Solita grew up in Bacolod City and moved to Manila when she was 11 years old. Her childhood was a mix of playmates from school, but mostly with poor children who lived in their family’s land for free. From a very early age, the less fortunate and underprivileged have curved a niche in Solita’s heart. Driven to reach out to them, while in Maryknoll College, Solita together with her good friend, Maricel Marino, made weekly visits to White Cross, an orphanage in Mandaluyong run by nuns. There they got involved by donating goodies to the children, taking 8-10 kids out to visit museums and parks, and prepared meals for them at home on Sundays. Both shared a dream of one day establishing an orphanage of their own. After graduating from her M.A. in Economics in New York, she did not choose to work in the private sector but, inspired to make a difference in the world, opted to move to Washington DC to pursue a career in two international institutions serving developing countries. She started as a consultant at the World Bank in 1986 and continued at the International Monetary Fund (IMF) in 1991 as Senior Research Officer where she carried out research and data analysis and participated in economic missions to countries in Africa, the Caribbean, the Middle East and Asia.

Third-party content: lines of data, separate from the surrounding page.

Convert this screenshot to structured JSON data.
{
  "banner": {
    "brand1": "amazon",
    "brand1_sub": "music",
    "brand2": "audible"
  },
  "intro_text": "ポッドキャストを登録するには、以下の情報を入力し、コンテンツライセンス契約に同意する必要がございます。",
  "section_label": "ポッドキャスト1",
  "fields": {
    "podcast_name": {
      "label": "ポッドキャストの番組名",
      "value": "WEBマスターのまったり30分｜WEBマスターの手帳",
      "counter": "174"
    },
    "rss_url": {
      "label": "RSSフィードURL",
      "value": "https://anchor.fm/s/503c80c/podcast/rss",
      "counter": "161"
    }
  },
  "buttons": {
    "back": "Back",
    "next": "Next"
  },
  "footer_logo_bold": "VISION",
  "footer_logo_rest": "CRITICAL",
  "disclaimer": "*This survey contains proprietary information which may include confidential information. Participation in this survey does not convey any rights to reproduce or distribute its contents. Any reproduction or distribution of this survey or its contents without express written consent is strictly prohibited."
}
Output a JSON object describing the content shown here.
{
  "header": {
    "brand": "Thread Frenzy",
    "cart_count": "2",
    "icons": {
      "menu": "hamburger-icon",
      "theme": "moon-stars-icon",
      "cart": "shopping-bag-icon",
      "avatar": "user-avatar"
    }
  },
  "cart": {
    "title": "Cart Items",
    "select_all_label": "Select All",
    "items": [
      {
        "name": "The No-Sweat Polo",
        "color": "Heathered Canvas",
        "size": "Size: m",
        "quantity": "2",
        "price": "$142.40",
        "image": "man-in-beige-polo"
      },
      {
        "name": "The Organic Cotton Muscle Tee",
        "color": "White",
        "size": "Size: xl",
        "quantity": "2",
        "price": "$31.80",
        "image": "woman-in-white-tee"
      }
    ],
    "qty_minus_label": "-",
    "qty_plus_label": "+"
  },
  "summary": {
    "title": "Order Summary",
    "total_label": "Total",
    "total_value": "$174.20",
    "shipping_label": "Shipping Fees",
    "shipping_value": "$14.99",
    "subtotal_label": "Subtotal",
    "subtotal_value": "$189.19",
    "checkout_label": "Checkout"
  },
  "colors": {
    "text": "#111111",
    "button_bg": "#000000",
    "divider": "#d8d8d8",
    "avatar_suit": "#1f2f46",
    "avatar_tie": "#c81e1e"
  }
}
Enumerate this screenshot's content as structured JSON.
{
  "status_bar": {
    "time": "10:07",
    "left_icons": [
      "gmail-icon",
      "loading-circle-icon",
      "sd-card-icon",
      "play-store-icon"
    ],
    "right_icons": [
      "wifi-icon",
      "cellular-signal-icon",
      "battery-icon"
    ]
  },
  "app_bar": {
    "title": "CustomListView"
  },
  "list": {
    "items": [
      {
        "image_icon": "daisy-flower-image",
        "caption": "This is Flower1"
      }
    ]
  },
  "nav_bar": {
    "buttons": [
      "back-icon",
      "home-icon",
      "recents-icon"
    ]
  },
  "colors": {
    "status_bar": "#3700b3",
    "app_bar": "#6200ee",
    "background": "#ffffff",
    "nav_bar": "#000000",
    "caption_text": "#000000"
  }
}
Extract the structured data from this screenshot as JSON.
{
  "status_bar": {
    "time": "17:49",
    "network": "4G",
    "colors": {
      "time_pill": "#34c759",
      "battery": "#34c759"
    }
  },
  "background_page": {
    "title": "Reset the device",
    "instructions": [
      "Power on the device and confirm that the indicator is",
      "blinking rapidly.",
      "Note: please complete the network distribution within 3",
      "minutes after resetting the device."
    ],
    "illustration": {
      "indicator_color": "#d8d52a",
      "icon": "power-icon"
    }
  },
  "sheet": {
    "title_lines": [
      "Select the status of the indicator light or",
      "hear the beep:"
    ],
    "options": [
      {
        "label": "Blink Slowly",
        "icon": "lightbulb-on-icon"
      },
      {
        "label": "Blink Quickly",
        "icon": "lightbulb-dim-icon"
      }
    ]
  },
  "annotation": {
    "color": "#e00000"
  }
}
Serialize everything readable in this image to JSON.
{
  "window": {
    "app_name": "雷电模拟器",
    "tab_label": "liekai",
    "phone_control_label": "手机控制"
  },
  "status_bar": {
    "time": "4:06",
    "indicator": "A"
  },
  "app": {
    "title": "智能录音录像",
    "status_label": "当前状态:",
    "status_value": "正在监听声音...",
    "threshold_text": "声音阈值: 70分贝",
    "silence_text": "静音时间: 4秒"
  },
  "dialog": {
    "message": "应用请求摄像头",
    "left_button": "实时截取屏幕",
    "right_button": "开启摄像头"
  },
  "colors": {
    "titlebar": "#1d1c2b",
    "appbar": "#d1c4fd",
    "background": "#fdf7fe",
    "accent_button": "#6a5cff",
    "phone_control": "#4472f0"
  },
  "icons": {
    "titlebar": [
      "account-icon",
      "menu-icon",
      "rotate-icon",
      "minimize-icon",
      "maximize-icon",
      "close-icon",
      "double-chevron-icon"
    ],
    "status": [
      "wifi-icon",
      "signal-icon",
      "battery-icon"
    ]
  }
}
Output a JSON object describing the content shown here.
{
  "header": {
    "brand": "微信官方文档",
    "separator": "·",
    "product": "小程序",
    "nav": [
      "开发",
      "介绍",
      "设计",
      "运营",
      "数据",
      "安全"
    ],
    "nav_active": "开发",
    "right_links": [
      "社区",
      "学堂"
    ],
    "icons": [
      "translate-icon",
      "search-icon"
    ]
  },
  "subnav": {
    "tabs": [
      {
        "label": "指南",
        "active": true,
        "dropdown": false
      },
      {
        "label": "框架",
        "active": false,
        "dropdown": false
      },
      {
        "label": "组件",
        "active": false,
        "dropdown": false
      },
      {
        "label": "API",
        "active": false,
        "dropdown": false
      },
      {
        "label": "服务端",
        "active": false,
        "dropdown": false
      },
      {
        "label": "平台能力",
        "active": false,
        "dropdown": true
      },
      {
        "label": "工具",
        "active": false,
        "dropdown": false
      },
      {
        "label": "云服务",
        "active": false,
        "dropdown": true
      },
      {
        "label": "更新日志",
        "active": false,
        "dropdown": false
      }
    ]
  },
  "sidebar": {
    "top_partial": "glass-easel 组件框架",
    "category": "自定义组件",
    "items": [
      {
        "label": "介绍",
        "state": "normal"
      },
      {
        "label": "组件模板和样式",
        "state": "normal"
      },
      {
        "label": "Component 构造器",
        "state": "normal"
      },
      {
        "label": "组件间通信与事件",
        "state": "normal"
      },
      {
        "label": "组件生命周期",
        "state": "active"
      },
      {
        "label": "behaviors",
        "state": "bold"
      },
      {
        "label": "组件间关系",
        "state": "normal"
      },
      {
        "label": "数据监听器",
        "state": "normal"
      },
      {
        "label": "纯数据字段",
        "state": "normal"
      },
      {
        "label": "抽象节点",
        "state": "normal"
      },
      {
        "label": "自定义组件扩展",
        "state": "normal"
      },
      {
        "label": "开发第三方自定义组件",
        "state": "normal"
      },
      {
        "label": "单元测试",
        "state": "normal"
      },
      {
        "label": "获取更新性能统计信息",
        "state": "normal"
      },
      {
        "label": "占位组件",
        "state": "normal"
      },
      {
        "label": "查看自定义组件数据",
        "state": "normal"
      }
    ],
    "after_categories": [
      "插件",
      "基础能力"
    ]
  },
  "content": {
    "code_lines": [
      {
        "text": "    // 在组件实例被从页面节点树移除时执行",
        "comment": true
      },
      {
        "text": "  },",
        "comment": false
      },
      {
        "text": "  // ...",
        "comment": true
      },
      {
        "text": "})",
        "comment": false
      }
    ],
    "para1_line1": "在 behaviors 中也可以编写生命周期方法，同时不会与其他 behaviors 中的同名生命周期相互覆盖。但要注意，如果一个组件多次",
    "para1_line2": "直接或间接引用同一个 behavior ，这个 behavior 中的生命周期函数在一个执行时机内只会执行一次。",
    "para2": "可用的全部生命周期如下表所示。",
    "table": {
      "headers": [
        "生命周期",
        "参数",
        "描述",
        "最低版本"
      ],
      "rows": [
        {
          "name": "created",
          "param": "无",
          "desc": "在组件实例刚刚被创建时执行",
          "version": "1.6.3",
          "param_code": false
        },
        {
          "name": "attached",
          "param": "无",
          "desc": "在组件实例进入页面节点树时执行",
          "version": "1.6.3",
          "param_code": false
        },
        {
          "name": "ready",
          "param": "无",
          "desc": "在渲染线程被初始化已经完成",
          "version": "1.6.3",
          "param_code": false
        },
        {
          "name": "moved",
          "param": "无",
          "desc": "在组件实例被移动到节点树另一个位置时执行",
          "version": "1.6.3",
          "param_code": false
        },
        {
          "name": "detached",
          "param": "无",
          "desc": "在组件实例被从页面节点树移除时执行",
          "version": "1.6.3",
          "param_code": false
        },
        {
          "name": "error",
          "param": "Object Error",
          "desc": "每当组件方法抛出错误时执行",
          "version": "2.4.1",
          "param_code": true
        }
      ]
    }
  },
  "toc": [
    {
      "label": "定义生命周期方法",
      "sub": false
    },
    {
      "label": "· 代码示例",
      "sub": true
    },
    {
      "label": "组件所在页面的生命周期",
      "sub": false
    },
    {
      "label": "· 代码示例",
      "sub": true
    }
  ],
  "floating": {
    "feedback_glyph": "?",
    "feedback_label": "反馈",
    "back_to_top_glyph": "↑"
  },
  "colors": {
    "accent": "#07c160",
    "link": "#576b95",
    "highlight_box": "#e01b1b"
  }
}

In her desire to be always connected to her home country, Solita became involved with the World Bank Group IMF Filipino Staff Association (WBIFA) as Vice president in 1997-1998 and Adviser to the then president Vangie Ganuelas in 1999-2000. Among WBIFA’s objectives are to keep its membership informed and educated on the goings on in the Philippines in terms of the economic and socio-cultural conditions.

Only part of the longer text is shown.